Dr Lindy Orthia SFHEA, BSc (Hons), GCertHist, PhD, is a researcher currently affiliated with the Australian National University School of Sociology and non-profit National Seniors Australia. She lives and works in Canberra (Kambri) on country cared for by Ngunnawal and Ngambri people since time immemorial.
Professional Research
Lindy has published over 40 peer reviewed papers and chapters and in 2021 is editing her third book (see Publication list).
Between 2007 and early 2021 she worked at the Australian National University Centre for the Public Awareness of Science, first as tutor and research assistant and ultimately attaining Senior Lecturer status in 2015. In this role she published extensively within the discipline of science communication.
In 2021 she was granted an Honorary Senior Lecturer position at the ANU School of Sociology, through which she is continuing her research program.

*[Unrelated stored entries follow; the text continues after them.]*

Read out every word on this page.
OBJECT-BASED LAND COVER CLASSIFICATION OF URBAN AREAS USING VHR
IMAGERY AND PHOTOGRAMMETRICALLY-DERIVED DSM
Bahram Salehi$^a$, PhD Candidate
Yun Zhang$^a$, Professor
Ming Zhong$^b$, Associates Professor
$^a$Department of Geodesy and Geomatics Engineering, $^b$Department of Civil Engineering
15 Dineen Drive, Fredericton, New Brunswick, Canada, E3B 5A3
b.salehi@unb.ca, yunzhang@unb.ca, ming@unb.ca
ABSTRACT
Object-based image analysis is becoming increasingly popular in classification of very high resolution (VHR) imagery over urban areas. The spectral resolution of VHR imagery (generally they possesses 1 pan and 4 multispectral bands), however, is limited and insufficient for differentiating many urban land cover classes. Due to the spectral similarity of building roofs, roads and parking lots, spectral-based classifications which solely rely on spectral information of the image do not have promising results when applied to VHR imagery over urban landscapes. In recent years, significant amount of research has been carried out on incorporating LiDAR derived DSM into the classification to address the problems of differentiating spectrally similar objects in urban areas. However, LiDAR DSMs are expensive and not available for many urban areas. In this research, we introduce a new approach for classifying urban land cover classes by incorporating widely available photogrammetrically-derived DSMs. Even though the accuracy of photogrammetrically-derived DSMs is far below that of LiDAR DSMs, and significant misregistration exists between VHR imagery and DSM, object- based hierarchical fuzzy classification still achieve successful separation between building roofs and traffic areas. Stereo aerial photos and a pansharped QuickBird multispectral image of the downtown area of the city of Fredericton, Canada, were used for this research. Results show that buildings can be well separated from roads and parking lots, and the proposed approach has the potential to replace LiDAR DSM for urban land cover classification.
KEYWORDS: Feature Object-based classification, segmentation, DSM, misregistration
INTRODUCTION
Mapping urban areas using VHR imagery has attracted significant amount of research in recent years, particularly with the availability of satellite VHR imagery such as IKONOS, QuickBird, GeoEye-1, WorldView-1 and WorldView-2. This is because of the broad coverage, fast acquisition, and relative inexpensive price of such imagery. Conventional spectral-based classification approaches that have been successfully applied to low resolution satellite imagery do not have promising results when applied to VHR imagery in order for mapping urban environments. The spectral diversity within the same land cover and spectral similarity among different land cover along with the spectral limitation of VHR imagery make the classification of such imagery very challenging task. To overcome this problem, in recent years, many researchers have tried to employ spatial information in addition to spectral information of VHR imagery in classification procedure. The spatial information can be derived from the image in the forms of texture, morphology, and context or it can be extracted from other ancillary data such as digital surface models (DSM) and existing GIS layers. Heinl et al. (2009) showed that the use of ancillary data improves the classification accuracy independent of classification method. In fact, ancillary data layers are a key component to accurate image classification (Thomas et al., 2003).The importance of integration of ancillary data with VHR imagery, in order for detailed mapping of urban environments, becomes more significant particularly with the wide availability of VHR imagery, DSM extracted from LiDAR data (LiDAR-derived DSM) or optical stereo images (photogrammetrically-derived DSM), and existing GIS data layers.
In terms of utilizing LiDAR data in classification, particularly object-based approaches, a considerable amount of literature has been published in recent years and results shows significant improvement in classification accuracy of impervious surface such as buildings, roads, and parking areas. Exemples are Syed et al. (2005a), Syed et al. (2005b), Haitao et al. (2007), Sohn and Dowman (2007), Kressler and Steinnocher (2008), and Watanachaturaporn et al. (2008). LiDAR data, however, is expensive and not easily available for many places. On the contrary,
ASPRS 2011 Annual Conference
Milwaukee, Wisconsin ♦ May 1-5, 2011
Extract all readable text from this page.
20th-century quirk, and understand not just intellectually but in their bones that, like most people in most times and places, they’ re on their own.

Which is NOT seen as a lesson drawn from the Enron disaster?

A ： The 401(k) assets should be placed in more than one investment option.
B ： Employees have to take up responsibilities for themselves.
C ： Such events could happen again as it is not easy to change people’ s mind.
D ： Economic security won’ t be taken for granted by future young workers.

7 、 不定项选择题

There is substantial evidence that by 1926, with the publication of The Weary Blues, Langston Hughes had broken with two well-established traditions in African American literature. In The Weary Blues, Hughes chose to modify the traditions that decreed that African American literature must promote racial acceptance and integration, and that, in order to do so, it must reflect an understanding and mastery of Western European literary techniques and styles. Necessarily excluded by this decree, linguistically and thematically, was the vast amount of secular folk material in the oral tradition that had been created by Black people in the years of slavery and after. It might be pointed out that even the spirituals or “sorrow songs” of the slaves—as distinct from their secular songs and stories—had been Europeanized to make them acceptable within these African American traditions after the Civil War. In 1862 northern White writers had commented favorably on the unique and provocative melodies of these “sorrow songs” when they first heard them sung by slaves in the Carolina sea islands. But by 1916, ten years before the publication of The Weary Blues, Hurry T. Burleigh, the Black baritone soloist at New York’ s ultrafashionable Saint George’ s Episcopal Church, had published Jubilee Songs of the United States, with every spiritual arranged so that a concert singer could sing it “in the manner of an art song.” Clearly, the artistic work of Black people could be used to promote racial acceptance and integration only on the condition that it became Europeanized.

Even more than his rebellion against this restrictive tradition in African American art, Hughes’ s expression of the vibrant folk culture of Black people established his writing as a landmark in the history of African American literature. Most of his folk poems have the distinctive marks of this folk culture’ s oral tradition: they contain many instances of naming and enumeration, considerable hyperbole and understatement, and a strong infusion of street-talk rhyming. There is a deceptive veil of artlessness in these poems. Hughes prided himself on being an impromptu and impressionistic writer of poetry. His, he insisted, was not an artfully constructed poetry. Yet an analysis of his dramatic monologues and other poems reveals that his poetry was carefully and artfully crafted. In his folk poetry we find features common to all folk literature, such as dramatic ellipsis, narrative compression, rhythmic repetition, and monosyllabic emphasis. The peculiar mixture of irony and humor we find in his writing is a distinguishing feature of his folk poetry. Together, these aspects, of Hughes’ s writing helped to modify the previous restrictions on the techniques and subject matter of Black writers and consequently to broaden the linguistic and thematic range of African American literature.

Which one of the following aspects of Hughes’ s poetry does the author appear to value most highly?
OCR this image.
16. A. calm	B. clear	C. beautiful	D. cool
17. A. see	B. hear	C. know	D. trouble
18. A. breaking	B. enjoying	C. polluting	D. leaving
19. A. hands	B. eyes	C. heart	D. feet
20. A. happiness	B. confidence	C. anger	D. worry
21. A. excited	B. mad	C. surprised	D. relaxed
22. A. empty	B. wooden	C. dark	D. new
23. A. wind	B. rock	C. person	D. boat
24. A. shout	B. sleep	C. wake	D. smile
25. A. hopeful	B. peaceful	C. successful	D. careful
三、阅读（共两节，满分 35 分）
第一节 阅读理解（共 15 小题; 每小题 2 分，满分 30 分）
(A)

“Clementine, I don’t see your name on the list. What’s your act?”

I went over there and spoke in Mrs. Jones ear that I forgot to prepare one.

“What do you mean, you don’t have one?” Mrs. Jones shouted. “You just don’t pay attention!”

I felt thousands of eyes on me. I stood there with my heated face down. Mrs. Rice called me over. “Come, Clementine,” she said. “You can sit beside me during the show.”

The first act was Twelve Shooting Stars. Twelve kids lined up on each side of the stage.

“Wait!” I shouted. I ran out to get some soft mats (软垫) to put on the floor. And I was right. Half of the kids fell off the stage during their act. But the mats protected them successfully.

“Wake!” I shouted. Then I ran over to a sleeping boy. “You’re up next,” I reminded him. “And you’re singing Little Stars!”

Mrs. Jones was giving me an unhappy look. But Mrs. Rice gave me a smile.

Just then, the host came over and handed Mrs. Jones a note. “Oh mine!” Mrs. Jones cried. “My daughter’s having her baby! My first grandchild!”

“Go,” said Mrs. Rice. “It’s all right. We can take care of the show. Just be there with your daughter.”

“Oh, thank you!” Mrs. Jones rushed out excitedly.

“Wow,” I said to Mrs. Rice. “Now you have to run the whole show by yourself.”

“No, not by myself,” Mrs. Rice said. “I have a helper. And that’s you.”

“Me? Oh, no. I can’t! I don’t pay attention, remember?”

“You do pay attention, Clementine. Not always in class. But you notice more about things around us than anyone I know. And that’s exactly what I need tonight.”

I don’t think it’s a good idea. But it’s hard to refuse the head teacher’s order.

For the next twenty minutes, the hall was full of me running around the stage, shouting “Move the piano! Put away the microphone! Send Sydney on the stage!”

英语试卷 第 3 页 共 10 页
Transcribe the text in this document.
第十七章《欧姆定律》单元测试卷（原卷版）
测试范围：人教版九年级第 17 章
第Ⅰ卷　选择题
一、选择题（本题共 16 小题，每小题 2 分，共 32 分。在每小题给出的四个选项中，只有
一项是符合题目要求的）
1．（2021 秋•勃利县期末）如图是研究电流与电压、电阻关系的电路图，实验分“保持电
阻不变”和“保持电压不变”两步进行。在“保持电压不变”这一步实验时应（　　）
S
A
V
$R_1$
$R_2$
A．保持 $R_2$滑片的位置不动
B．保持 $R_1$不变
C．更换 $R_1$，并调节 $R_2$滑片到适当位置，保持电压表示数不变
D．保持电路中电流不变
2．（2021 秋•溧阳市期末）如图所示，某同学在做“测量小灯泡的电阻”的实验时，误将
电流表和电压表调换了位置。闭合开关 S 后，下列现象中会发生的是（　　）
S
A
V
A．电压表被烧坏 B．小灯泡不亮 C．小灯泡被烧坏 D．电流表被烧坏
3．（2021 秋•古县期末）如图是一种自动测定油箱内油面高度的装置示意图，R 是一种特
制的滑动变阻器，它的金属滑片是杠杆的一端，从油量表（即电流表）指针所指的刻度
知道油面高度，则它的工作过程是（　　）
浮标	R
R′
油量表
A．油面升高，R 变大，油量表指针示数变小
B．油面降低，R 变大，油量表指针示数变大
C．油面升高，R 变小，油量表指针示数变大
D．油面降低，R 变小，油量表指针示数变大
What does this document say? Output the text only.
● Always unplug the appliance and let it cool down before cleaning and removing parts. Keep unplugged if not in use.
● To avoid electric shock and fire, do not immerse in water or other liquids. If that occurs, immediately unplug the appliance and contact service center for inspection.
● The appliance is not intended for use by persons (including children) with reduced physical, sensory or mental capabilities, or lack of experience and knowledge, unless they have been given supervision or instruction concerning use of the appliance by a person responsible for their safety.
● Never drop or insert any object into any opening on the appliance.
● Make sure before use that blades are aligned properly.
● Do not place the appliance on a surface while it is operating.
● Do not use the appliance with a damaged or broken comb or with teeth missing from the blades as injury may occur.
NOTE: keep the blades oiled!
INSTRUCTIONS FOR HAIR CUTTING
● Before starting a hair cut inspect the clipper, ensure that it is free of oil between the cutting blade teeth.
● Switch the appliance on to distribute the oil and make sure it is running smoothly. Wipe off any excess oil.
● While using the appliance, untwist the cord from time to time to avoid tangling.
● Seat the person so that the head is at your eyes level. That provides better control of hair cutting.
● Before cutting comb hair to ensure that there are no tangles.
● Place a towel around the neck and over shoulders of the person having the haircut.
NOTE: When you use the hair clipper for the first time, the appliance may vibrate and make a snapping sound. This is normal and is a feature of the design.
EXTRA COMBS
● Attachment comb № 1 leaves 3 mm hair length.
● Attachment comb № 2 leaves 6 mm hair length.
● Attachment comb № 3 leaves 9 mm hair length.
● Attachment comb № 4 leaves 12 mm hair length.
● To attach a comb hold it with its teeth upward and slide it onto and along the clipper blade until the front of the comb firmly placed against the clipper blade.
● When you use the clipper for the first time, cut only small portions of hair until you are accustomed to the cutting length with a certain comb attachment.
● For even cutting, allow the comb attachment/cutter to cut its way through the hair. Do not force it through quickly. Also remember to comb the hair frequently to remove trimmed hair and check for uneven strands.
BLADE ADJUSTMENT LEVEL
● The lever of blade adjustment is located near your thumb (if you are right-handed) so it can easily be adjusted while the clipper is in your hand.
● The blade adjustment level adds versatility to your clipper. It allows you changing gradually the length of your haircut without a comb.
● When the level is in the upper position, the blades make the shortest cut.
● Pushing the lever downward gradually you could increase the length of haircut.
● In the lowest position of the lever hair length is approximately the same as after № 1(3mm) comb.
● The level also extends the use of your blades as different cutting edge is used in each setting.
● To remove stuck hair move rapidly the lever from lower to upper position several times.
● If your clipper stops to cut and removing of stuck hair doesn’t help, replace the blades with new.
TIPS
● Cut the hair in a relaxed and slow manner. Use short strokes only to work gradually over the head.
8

Most of her current projects focus on questions of equity, diversity and inclusion in science communication.
In 2021 she also commenced a Research Officer job at non-profit National Seniors Australia, researching issues that affect older Australians and older Australians’ thoughts and feelings about them (see reports section of Publication list).
Education and Research as a Student
Lindy first studied science as a mature aged student at La Trobe University, enrolling in 1998 and graduating as the top student in the La Trobe Faculty of Science, Technology and Engineering in 2001. She moved to Canberra in 2002 to undertake honours studies in plant systematics, through the Australian National University (ANU) but based at the Australian National Herbarium at the CSIRO. She won the ANU University Medal for her honours thesis (see Pultenaea and Mirbelieae related journal and conference papers 2003-09 in Publication list). She commenced a PhD in plant systematics in 2004 but found she was more interested in the history of ideas in science and social discourses of science than in the nitty gritty of scientific analysis, so transferred her PhD to science communication in 2005. After a few false starts getting used to the new discipline, Lindy completed her PhD thesis in late 2009 on the topic ‘Doctor Who and the Democratisation of Science’, and was awarded her doctorate in 2010 (see Doctor Who related journal and conference papers and books in Publication list). She completed a Graduate Certificate in History in 2015 (see history related works in Publication list).
Teaching
Lindy tutored science communication courses from 2007, lectured and convened courses from 2010, and supervised many undergraduate and postgraduate research projects while working as a science communication academic up until 2021. In 2009 the excellence of her teaching was recognised when she won the inaugural ResearchFest Award for Excellence in Tutoring or Demonstrating, and in 2012 she won the Colleges of Science Award for Teaching Excellence. She used most of her $5000 prize money for the latter to establish prizes for undergraduate science communication students. In 2013 Lindy won a Vice-Chancellor’s Award for Teaching Excellence and was awarded an ANU Commendation for Outstanding Contribution to Student Learning in recognition of her Colleges of Science teaching award. In 2014 she was recognised as a Senior Fellow of the Higher Education Academy. In 2020 she was awarded the ANU College of Science Dean’s Commendation for Excellence in Education for Programs that Enhance Learning as part of a team, her fifth teaching award. She has also published peer-reviewed works about teaching and education (see Publication list).
Activist history
Before enrolling in a BSc, Lindy spent the first ten years of her adult life as a community activist, working on diverse social justice and environmental campaigns, including the queer pride/sexuality awareness movement that was prominent throughout the 1990s, campaigns for First Nations self determination including the Jabiluka campaign which also took a stand against uranium mining in Kakadu National Park, campaigns for student income support (Austudy) and against voluntary student unionism, and campaigning against violence against women. Once she commenced studies in science, Lindy worked on the Barmah-Millewa Campaign as ecological researcher (see reports section of Publication list). The campaign brought together Friends of the Earth Melbourne with the Yorta Yorta Nation to lobby for the Barmah-Millewa forest to be managed by Yorta Yorta traditional owners and conserved as a national park. The campaign achieved its final success after a decade long fight.